He snorted.

“The third and fourth floor windows! That does me a lot of good!”

“On account of delirious patients,” I said rebukingly. “And as for there being two people trying to get the radium, I think there must be at least that many. I don’t believe that one person, alone and unaided, could make so much trouble.”

He grinned faintly at that, and then frowned.

“The chief of police wants to arrest the whole outfit at once. He is convinced that you are all in a conspiracy and that Gainsay is the leader. Of course, I don’t want to make such a wholesale cleaning. Especially since I—I believe that I’m getting warm. But I don’t want any arrests yet. I don’t want to put anybody on guard.”

“Mr. O’Leary,” I said eagerly, emboldened by his half-confidence. “I have heard things of you, of course—what wonderful success you have and all that. What methods do you use?”

He thrust his hands into his pockets, leaned back in the chair and sighed.

“Methods? I don’t have any methods. And as to success—wait a few days.”

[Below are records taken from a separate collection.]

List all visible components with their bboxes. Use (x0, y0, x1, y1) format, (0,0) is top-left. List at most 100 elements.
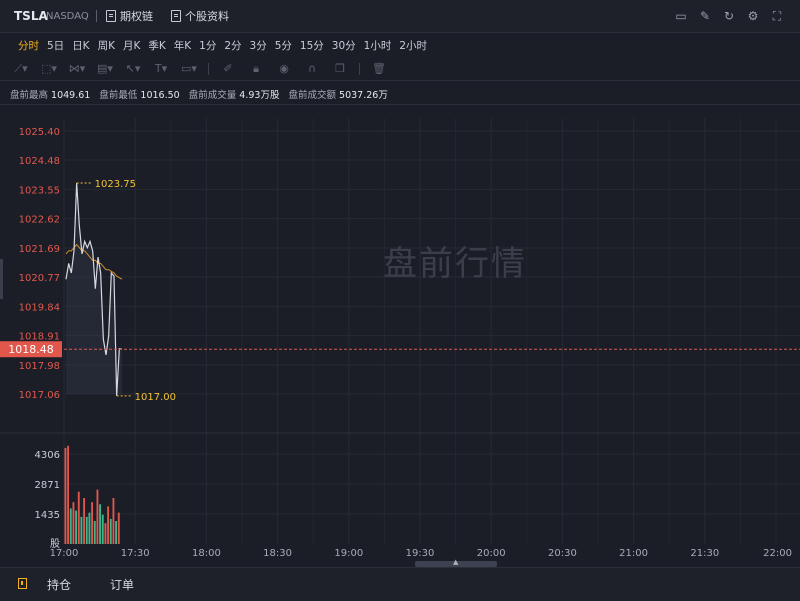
volume-bar (99, 504, 102, 544)
volume-bar (96, 489, 99, 544)
copy-icon[interactable]: ❐ (331, 62, 349, 76)
lock-icon[interactable]: 🔒︎ (247, 62, 265, 76)
time-tick-label: 20:00 (477, 548, 506, 559)
text-tool-icon[interactable]: T▾ (152, 62, 170, 76)
rect-tool-icon[interactable]: ⬚▾ (40, 62, 58, 76)
refresh-icon[interactable]: ↻ (722, 9, 736, 23)
period-tab[interactable]: 2小时 (395, 38, 431, 54)
price-tick-label: 1018.91 (19, 332, 60, 343)
volume-bar (77, 491, 80, 544)
volume-bar (88, 512, 91, 544)
turnover-label: 盘前成交额 (288, 90, 336, 101)
premarket-stats: 盘前最高 1049.61 盘前最低 1016.50 盘前成交量 4.93万股 盘… (10, 87, 394, 101)
volume-bar (101, 514, 104, 544)
period-tab[interactable]: 5日 (43, 38, 68, 54)
toolbar-divider (359, 63, 360, 75)
period-tab[interactable]: 周K (94, 38, 119, 54)
time-tick-label: 22:00 (763, 548, 792, 559)
fib-tool-icon[interactable]: ▤▾ (96, 62, 114, 76)
intraday-chart[interactable]: 1025.40 1024.48 1023.55 1022.62 1021.69 1020.… (0, 105, 800, 567)
low-value: 1016.50 (140, 90, 180, 101)
period-tab[interactable]: 15分 (296, 38, 328, 54)
period-tab[interactable]: 2分 (220, 38, 245, 54)
volume-bar (112, 498, 115, 544)
brush-icon[interactable]: ✐ (219, 62, 237, 76)
trash-icon[interactable]: 🗑︎ (370, 62, 388, 76)
time-tick-label: 18:00 (192, 548, 221, 559)
period-tab[interactable]: 5分 (271, 38, 296, 54)
stock-profile-label: 个股资料 (185, 10, 229, 23)
time-tick-label: 18:30 (263, 548, 292, 559)
panel-toggle-icon[interactable] (18, 578, 27, 589)
watermark: 盘前行情 (383, 244, 527, 284)
volume-bar (75, 510, 78, 544)
tab-orders[interactable]: 订单 (110, 576, 134, 593)
side-panel-handle[interactable] (0, 259, 3, 299)
volume-bar (91, 502, 94, 544)
period-tab[interactable]: 3分 (246, 38, 271, 54)
period-tab[interactable]: 季K (144, 38, 169, 54)
turnover-value: 5037.26万 (339, 90, 388, 101)
low-label: 盘前最低 (99, 90, 138, 101)
volume-tick-label: 1435 (35, 510, 60, 521)
time-tick-label: 17:30 (121, 548, 150, 559)
chevron-up-icon: ▲ (453, 558, 459, 566)
price-tick-label: 1022.62 (19, 215, 60, 226)
document-icon (171, 10, 181, 22)
volume-bar (80, 516, 83, 544)
toolbar-divider (208, 63, 209, 75)
period-tab[interactable]: 1小时 (360, 38, 396, 54)
volume-bar (64, 447, 67, 544)
period-tab[interactable]: 月K (119, 38, 144, 54)
price-tick-label: 1024.48 (19, 156, 60, 167)
stock-profile-button[interactable]: 个股资料 (171, 8, 229, 24)
volume-bar (117, 512, 120, 544)
document-icon (106, 10, 116, 22)
tab-positions[interactable]: 持仓 (47, 576, 71, 593)
gear-icon[interactable]: ⚙ (746, 9, 760, 23)
line-tool-icon[interactable]: ⟋▾ (12, 62, 30, 76)
period-tab[interactable]: 30分 (328, 38, 360, 54)
cursor-tool-icon[interactable]: ↖▾ (124, 62, 142, 76)
fullscreen-icon[interactable]: ⛶ (770, 9, 784, 23)
volume-bar (115, 521, 118, 544)
divider (0, 80, 800, 81)
low-callout-label: 1017.00 (135, 392, 176, 403)
time-tick-label: 21:00 (619, 548, 648, 559)
volume-bar (69, 508, 72, 544)
options-chain-button[interactable]: 期权链 (106, 8, 153, 24)
time-tick-label: 19:00 (334, 548, 363, 559)
volume-bar (104, 523, 107, 544)
price-area (66, 183, 122, 396)
time-tick-label: 20:30 (548, 548, 577, 559)
time-tick-label: 17:00 (50, 548, 79, 559)
price-tick-label: 1017.06 (19, 390, 60, 401)
time-tick-label: 19:30 (406, 548, 435, 559)
period-tab[interactable]: 1分 (195, 38, 220, 54)
period-selector: 分时 5日 日K 周K 月K 季K 年K 1分 2分 3分 5分 15分 30分 1小时 2小时 (14, 38, 431, 54)
current-price-label: 1018.48 (8, 343, 54, 356)
volume-bar (72, 502, 75, 544)
period-tab[interactable]: 分时 (14, 38, 43, 54)
period-tab[interactable]: 年K (170, 38, 195, 54)
volume-value: 4.93万股 (239, 90, 280, 101)
pattern-tool-icon[interactable]: ⋈▾ (68, 62, 86, 76)
volume-bar (85, 516, 88, 544)
header-divider (96, 10, 97, 22)
time-tick-label: 21:30 (690, 548, 719, 559)
price-tick-label: 1020.77 (19, 273, 60, 284)
volume-bar (109, 518, 112, 544)
ticker-symbol[interactable]: TSLA (14, 9, 48, 23)
eye-icon[interactable]: ◉ (275, 62, 293, 76)
period-tab[interactable]: 日K (68, 38, 93, 54)
drawing-toolbar: ⟋▾ ⬚▾ ⋈▾ ▤▾ ↖▾ T▾ ▭▾ ✐ 🔒︎ ◉ ∩ ❐ 🗑︎ (12, 62, 388, 76)
volume-tick-label: 2871 (35, 480, 60, 491)
edit-icon[interactable]: ✎ (698, 9, 712, 23)
high-label: 盘前最高 (10, 90, 49, 101)
ruler-tool-icon[interactable]: ▭▾ (180, 62, 198, 76)
exchange-label: NASDAQ (46, 11, 89, 22)
chart-settings-icon[interactable]: ▭ (674, 9, 688, 23)
high-callout-label: 1023.75 (95, 179, 136, 190)
magnet-icon[interactable]: ∩ (303, 62, 321, 76)
price-tick-label: 1025.40 (19, 127, 60, 138)
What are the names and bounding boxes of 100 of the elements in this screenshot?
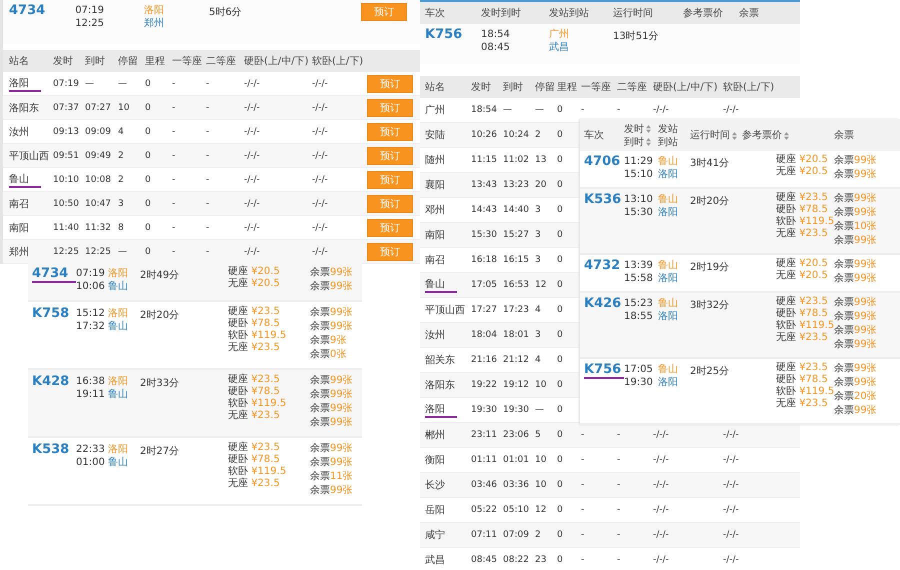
table-cell-text: -/-/-	[723, 530, 740, 540]
duration: 2时27分	[140, 444, 180, 458]
table-cell-text: -/-/-	[244, 78, 261, 88]
train-number[interactable]: K426	[584, 296, 624, 311]
station-name: 广州	[425, 104, 445, 117]
table-cell-text: 05:10	[503, 505, 530, 515]
table-cell-text: -	[581, 455, 586, 465]
table-cell-text: -	[206, 198, 210, 208]
book-button[interactable]: 预订	[367, 98, 413, 116]
table-cell-text: 10:08	[85, 174, 112, 184]
table-cell-text: 16:18	[471, 255, 498, 265]
fare-text: 无座 ¥23.5	[228, 478, 281, 490]
train-number[interactable]: K536	[584, 192, 624, 207]
train-number[interactable]: K756	[425, 27, 481, 42]
station-name: 汝州	[9, 126, 29, 138]
depart-time: 17:05	[624, 363, 654, 376]
arrive-time: 15:10	[624, 168, 654, 181]
train-number[interactable]: 4706	[584, 154, 624, 169]
table-cell-text: 05:22	[471, 505, 498, 515]
depart-time: 13:10	[624, 193, 654, 206]
table-cell-text: 17:05	[471, 280, 498, 290]
table-cell-text: 17:27	[471, 305, 498, 315]
ticket-count: 余票99张	[834, 192, 878, 206]
train-number[interactable]: K758	[32, 306, 76, 321]
from-station: 鲁山	[658, 297, 679, 310]
arrive-time: 15:30	[624, 206, 654, 219]
table-cell-text: -	[206, 78, 210, 88]
table-cell-text: 0	[557, 205, 564, 215]
column-header: 发时到时	[481, 6, 522, 20]
column-header: 软卧(上/下)	[312, 54, 364, 68]
sort-icon[interactable]	[646, 138, 651, 146]
depart-time: 07:19	[76, 267, 106, 280]
fare-text: 无座 ¥23.5	[776, 228, 829, 240]
book-button[interactable]: 预订	[367, 122, 413, 140]
train-number[interactable]: K756	[584, 362, 624, 379]
sort-icon[interactable]	[732, 132, 737, 140]
from-station: 鲁山	[658, 155, 679, 168]
ticket-count: 余票99张	[834, 376, 878, 390]
table-cell-text: -/-/-	[244, 150, 261, 160]
from-station: 洛阳	[144, 4, 164, 17]
table-cell-text: 18:04	[471, 330, 498, 340]
book-button[interactable]: 预订	[361, 3, 407, 21]
book-button[interactable]: 预订	[367, 146, 413, 164]
station-name: 岳阳	[425, 504, 445, 517]
station-name: 随州	[425, 154, 445, 167]
table-cell-text: 12	[535, 280, 548, 290]
ticket-count: 余票10张	[834, 220, 878, 234]
ticket-count: 余票99张	[310, 320, 354, 334]
fare-text: 软卧 ¥119.5	[776, 216, 834, 227]
ticket-count: 余票99张	[310, 374, 354, 388]
column-header: 运行时间	[690, 129, 730, 142]
book-button[interactable]: 预订	[367, 194, 413, 212]
train-number[interactable]: K538	[32, 442, 76, 457]
station-name: 平顶山西	[9, 150, 49, 162]
table-cell-text: 21:16	[471, 355, 498, 365]
table-cell-text: 11:32	[85, 222, 112, 232]
fare-text: 硬座 ¥23.5	[776, 362, 829, 374]
table-cell-text: 19:22	[471, 380, 498, 390]
fare-text: 无座 ¥20.5	[228, 278, 281, 290]
arrive-time: 18:55	[624, 310, 654, 323]
fare-text: 硬卧 ¥78.5	[776, 374, 829, 386]
table-cell-text: -/-/-	[244, 126, 261, 136]
column-header: 里程	[145, 55, 166, 68]
duration: 3时32分	[690, 298, 730, 312]
book-button[interactable]: 预订	[367, 74, 413, 92]
fare-text: 软卧 ¥119.5	[776, 320, 834, 331]
fare-text: 无座 ¥23.5	[776, 332, 829, 344]
ticket-count: 余票99张	[834, 310, 878, 324]
train-number[interactable]: 4732	[584, 258, 624, 273]
train-number[interactable]: K428	[32, 374, 76, 389]
table-cell-text: -	[617, 430, 622, 440]
sort-icon[interactable]	[784, 132, 789, 140]
station-name: 洛阳	[9, 76, 41, 92]
book-button[interactable]: 预订	[367, 170, 413, 188]
ticket-count: 余票99张	[310, 402, 354, 416]
table-cell-text: -/-/-	[723, 505, 740, 515]
sort-icon[interactable]	[646, 125, 651, 133]
station-name: 鲁山	[425, 277, 457, 293]
table-cell-text: 0	[557, 255, 564, 265]
table-cell-text: 09:13	[53, 126, 80, 136]
fare-text: 硬座 ¥23.5	[776, 192, 829, 204]
fare-text: 硬座 ¥23.5	[228, 306, 281, 318]
table-cell-text: -/-/-	[653, 480, 670, 490]
book-button[interactable]: 预订	[367, 218, 413, 236]
depart-time: 16:38	[76, 375, 106, 388]
table-cell-text: -	[172, 102, 176, 112]
table-cell-text: 12:25	[53, 246, 80, 256]
table-cell-text: 4	[535, 355, 542, 365]
column-header: 发站	[658, 122, 678, 136]
table-cell-text: —	[118, 246, 128, 256]
table-cell-text: 13	[535, 155, 548, 165]
train-number[interactable]: 4734	[9, 3, 46, 18]
book-button[interactable]: 预订	[367, 242, 413, 260]
fare-text: 无座 ¥23.5	[776, 398, 829, 410]
table-cell-text: -/-/-	[723, 430, 740, 440]
train-number[interactable]: 4734	[32, 266, 76, 283]
ticket-count: 余票99张	[310, 442, 354, 456]
table-cell-text: -/-/-	[723, 105, 740, 115]
fare-text: 硬座 ¥20.5	[228, 266, 281, 278]
table-cell-text: 2	[535, 530, 542, 540]
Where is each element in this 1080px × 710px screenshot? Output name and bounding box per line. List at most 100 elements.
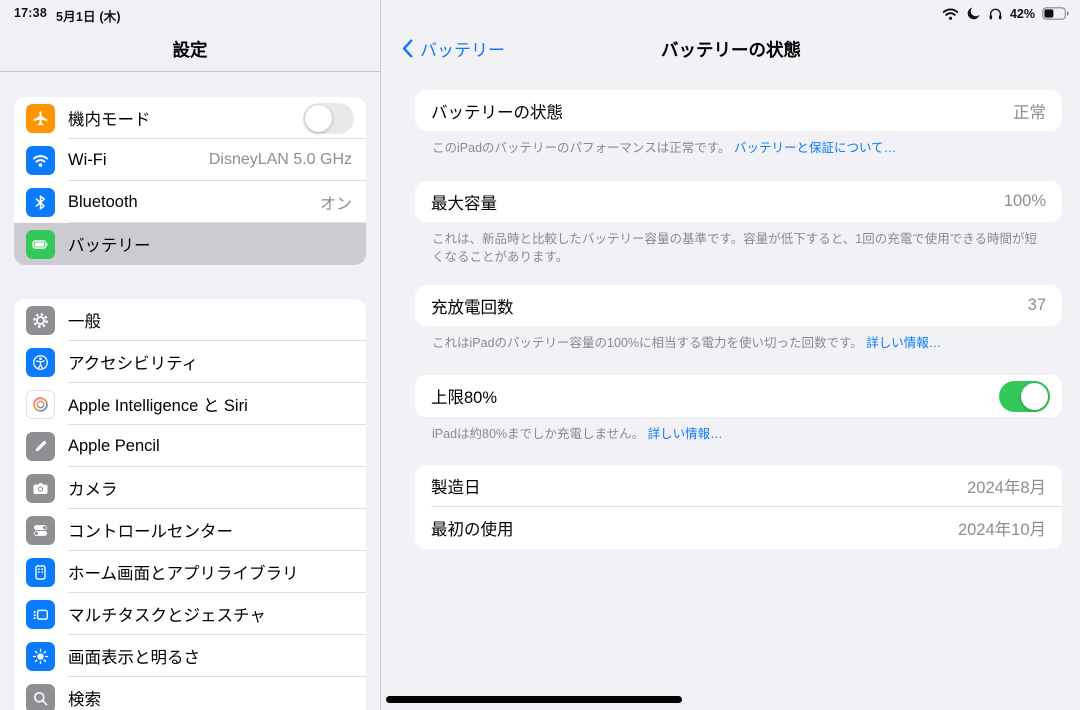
sidebar-item-label: コントロールセンター xyxy=(68,518,233,542)
brightness-icon xyxy=(26,642,55,671)
sidebar-item-apple-pencil[interactable]: Apple Pencil xyxy=(14,425,366,467)
row-label: バッテリーの状態 xyxy=(431,99,563,123)
statusbar-date: 5月1日 (木) xyxy=(56,6,121,25)
search-icon xyxy=(26,684,55,710)
pencil-icon xyxy=(26,432,55,461)
battery-percent-text: 42% xyxy=(1010,7,1035,21)
sidebar-item-control-center[interactable]: コントロールセンター xyxy=(14,509,366,551)
row-label: 充放電回数 xyxy=(431,294,514,318)
toggle-knob xyxy=(305,105,332,132)
airplane-mode-toggle[interactable] xyxy=(303,103,354,134)
wifi-network-value: DisneyLAN 5.0 GHz xyxy=(209,151,366,169)
toggle-knob xyxy=(1021,383,1048,410)
sidebar-item-label: ホーム画面とアプリライブラリ xyxy=(68,560,299,584)
bluetooth-state-value: オン xyxy=(320,190,366,214)
sidebar-item-general[interactable]: 一般 xyxy=(14,299,366,341)
statusbar-datetime: 17:38 5月1日 (木) xyxy=(14,6,121,25)
row-label: 最初の使用 xyxy=(431,516,514,540)
sidebar-item-label: マルチタスクとジェスチャ xyxy=(68,602,266,626)
sidebar-item-label: 一般 xyxy=(68,308,101,332)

“You don’t have any methods?”

“The moment when I’m feeling most useless and most like a failure is not the moment to ask me to tell of my successes. Or my methods. I don’t have methods. I take what the Lord sends and am thankful. Sometimes it is a matter of luck. Mostly it is a matter of drudgery and hard work. Always it is a matter of thinking, thinking, thinking. Of eating, living, sleeping with problems for days and nights. Usually, just about the time you have decided that none of the pieces of the puzzle can possibly fit, all at once something happens and—Click! Things clarify. There is a reason for everything. Nothing just happens. Nothing is an isolated fact. If you have a fact, you know that certain circumstances had to combine to bring it about. It is just logic, reason, the physical, material quality of cause and effect. There isn’t anything mysterious about it. It is just the—the arithmetic of analysis. I don’t mean that I am infallible. I have to reconsider and revise and correct mistakes, just like anybody else. I’m human—and young. But when you know that there is a solution, to the most puzzling problem, all there is to do is worry it out. I suppose the subconscious mind helps.”